Indigenous leader murdered as illegal miners invade Amazonian reserve

Jul 30, 2019 | 4 comments

By Nick Allen

Waiapi tribespeople near the Amazon village of Mariry.

Armed miners have reportedly invaded a village in a remote part of Brazil and killed a tribal leader. Villagers fled but were planning to return, sparking fears of a “bloodbath,” according to local reports.

The violence began last week when the indigenous leader was reportedly stabbed to death in an area belonging to the Waiapi tribe in Amapa state, in the north of the country.

It came as around 50 unlicensed miners, known as “garimpeiros,” were said to have overrun the Waiapi village of Mariry. The leader’s body was reportedly found with stab wounds in a river.

The village is 186 miles from the state capital and a team of police departed to investigate.
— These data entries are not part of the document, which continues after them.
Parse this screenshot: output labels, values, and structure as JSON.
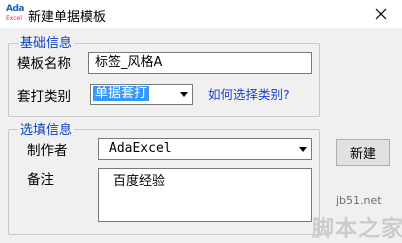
{
  "window": {
    "title": "新建单据模板",
    "app_icon_text_top": "Ada",
    "app_icon_text_bottom": "Excel",
    "close_icon": "close-x-icon"
  },
  "basic_info": {
    "legend": "基础信息",
    "template_name_label": "模板名称",
    "template_name_value": "标签_风格A",
    "category_label": "套打类别",
    "category_value": "单据套打",
    "help_link": "如何选择类别?"
  },
  "options": {
    "legend": "选填信息",
    "author_label": "制作者",
    "author_value": "AdaExcel",
    "note_label": "备注",
    "note_value": "百度经验"
  },
  "actions": {
    "new_button_label": "新建"
  },
  "watermark": {
    "line1": "jb51.net",
    "line2": "脚本之家"
  },
  "colors": {
    "legend": "#0a3fbf",
    "link": "#1a3fd6",
    "selection": "#3399ff",
    "background": "#f0f0f0"
  }
}
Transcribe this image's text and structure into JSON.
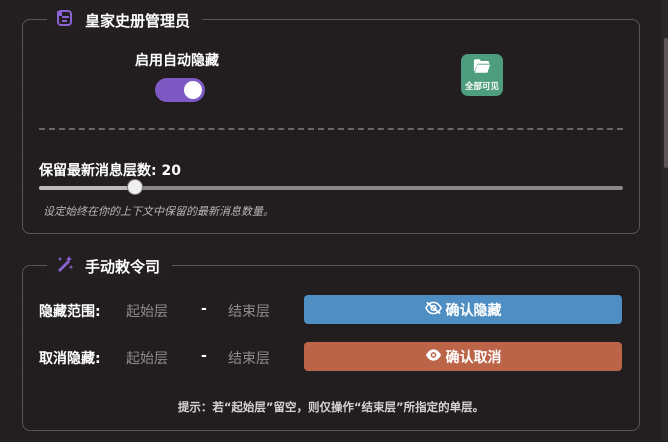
{
  "panel_archivist": {
    "title": "皇家史册管理员",
    "toggle_label": "启用自动隐藏",
    "toggle_on": true,
    "show_all_label": "全部可见",
    "keep_layers_label": "保留最新消息层数: 20",
    "keep_layers_value": 20,
    "slider_fraction": 0.165,
    "slider_desc": "设定始终在你的上下文中保留的最新消息数量。"
  },
  "panel_command": {
    "title": "手动敕令司",
    "hide_row_label": "隐藏范围:",
    "unhide_row_label": "取消隐藏:",
    "start_placeholder": "起始层",
    "end_placeholder": "结束层",
    "separator": "-",
    "confirm_hide_label": "确认隐藏",
    "confirm_unhide_label": "确认取消",
    "hint": "提示：若“起始层”留空，则仅操作“结束层”所指定的单层。"
  },
  "colors": {
    "background": "#231f20",
    "toggle": "#7e59c4",
    "show_all": "#4f9d7f",
    "hide_button": "#4e8ec3",
    "unhide_button": "#bb6448",
    "icon_accent": "#8a62d4"
  },
  "icons": {
    "archivist": "scroll-icon",
    "command": "magic-wand-icon",
    "show_all": "folder-open-icon",
    "hide": "eye-slash-icon",
    "unhide": "eye-icon"
  }
}
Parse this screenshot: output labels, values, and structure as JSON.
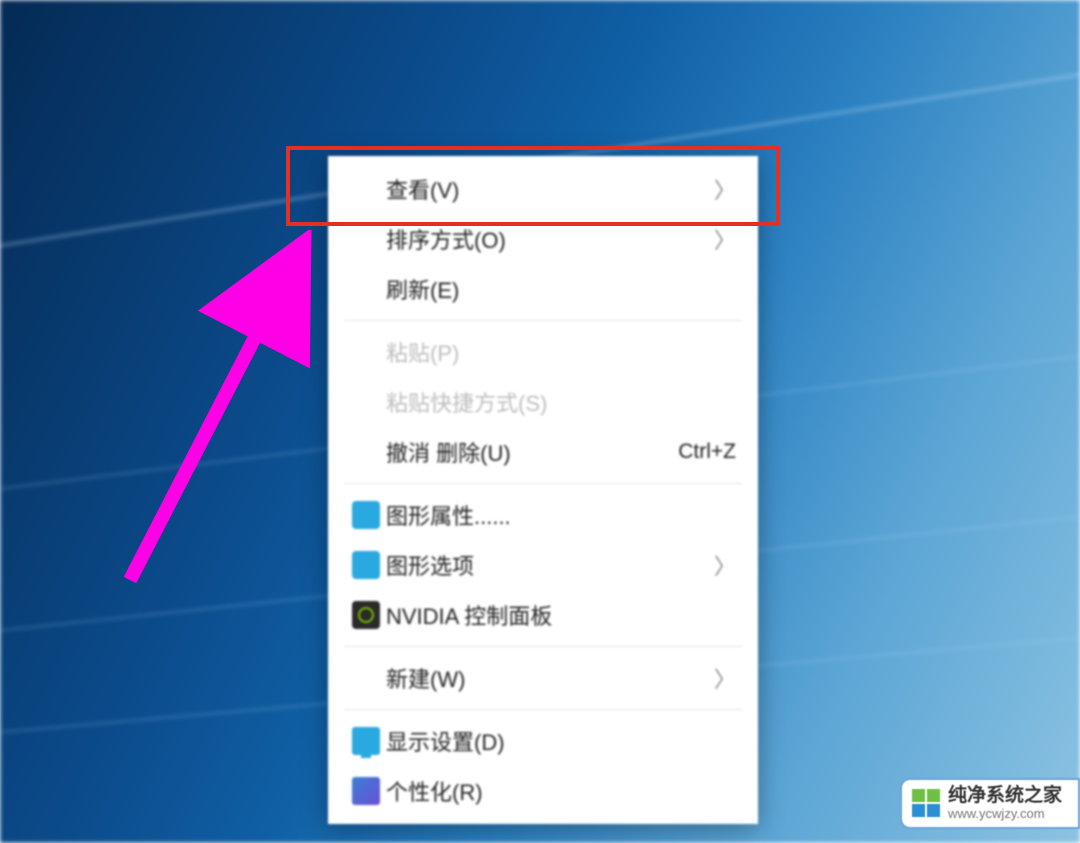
{
  "menu": {
    "view": {
      "label": "查看(V)",
      "submenu": true
    },
    "sort": {
      "label": "排序方式(O)",
      "submenu": true
    },
    "refresh": {
      "label": "刷新(E)"
    },
    "paste": {
      "label": "粘贴(P)",
      "disabled": true
    },
    "paste_shortcut": {
      "label": "粘贴快捷方式(S)",
      "disabled": true
    },
    "undo_delete": {
      "label": "撤消 删除(U)",
      "shortcut": "Ctrl+Z"
    },
    "gfx_props": {
      "label": "图形属性......",
      "icon": "intel"
    },
    "gfx_options": {
      "label": "图形选项",
      "icon": "intel",
      "submenu": true
    },
    "nvidia_cp": {
      "label": "NVIDIA 控制面板",
      "icon": "nvidia"
    },
    "new": {
      "label": "新建(W)",
      "submenu": true
    },
    "display": {
      "label": "显示设置(D)",
      "icon": "display"
    },
    "personalize": {
      "label": "个性化(R)",
      "icon": "personalize"
    }
  },
  "highlight": {
    "target": "menu.view",
    "color": "#e33022"
  },
  "arrow": {
    "color": "#ff00e6"
  },
  "watermark": {
    "title": "纯净系统之家",
    "url": "www.ycwjzy.com"
  },
  "chevron_glyph": "〉"
}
Randolfe Rodrigues, an opposition senator from Amapa, writing on his Facebook page, said: “The situation is urgent.” He warned of a “bloodbath” and added: “This is the first violent invasion in 30 years since the demarcation of the indigenous reserves in Amapa.”

Jawaruwa Waiapi, a Wajãpi leader, said the government should send soldiers because the miners were armed with rifles. He said: “We’re in danger.”

There are more than 1,000 Waiapi living in remote villages near the Brazilian border with French Guiana. Brazil’s tribal peoples have long faced pressure from miners, ranchers and loggers.

Activists say the threats have intensified since Jair Bolsonaro, the pro-business president, took power in January vowing to increase development in the Amazon rainforest.

The Waiapi live deep inside the Amazon in an area rich in gold, manganese, iron and copper.

Their territory is one of hundreds Brazil’s government demarcated in the 1980s for the exclusive use of indigenous inhabitants, and access by outsiders is strictly regulated.

Reports of the attack emerged as Mr Bolsonaro once again defended mining in the Amazon, highlighting the “absurd quantity of minerals” there. Mr Bolsonaro said he was looking for the “first world” to help Brazil exploit the areas.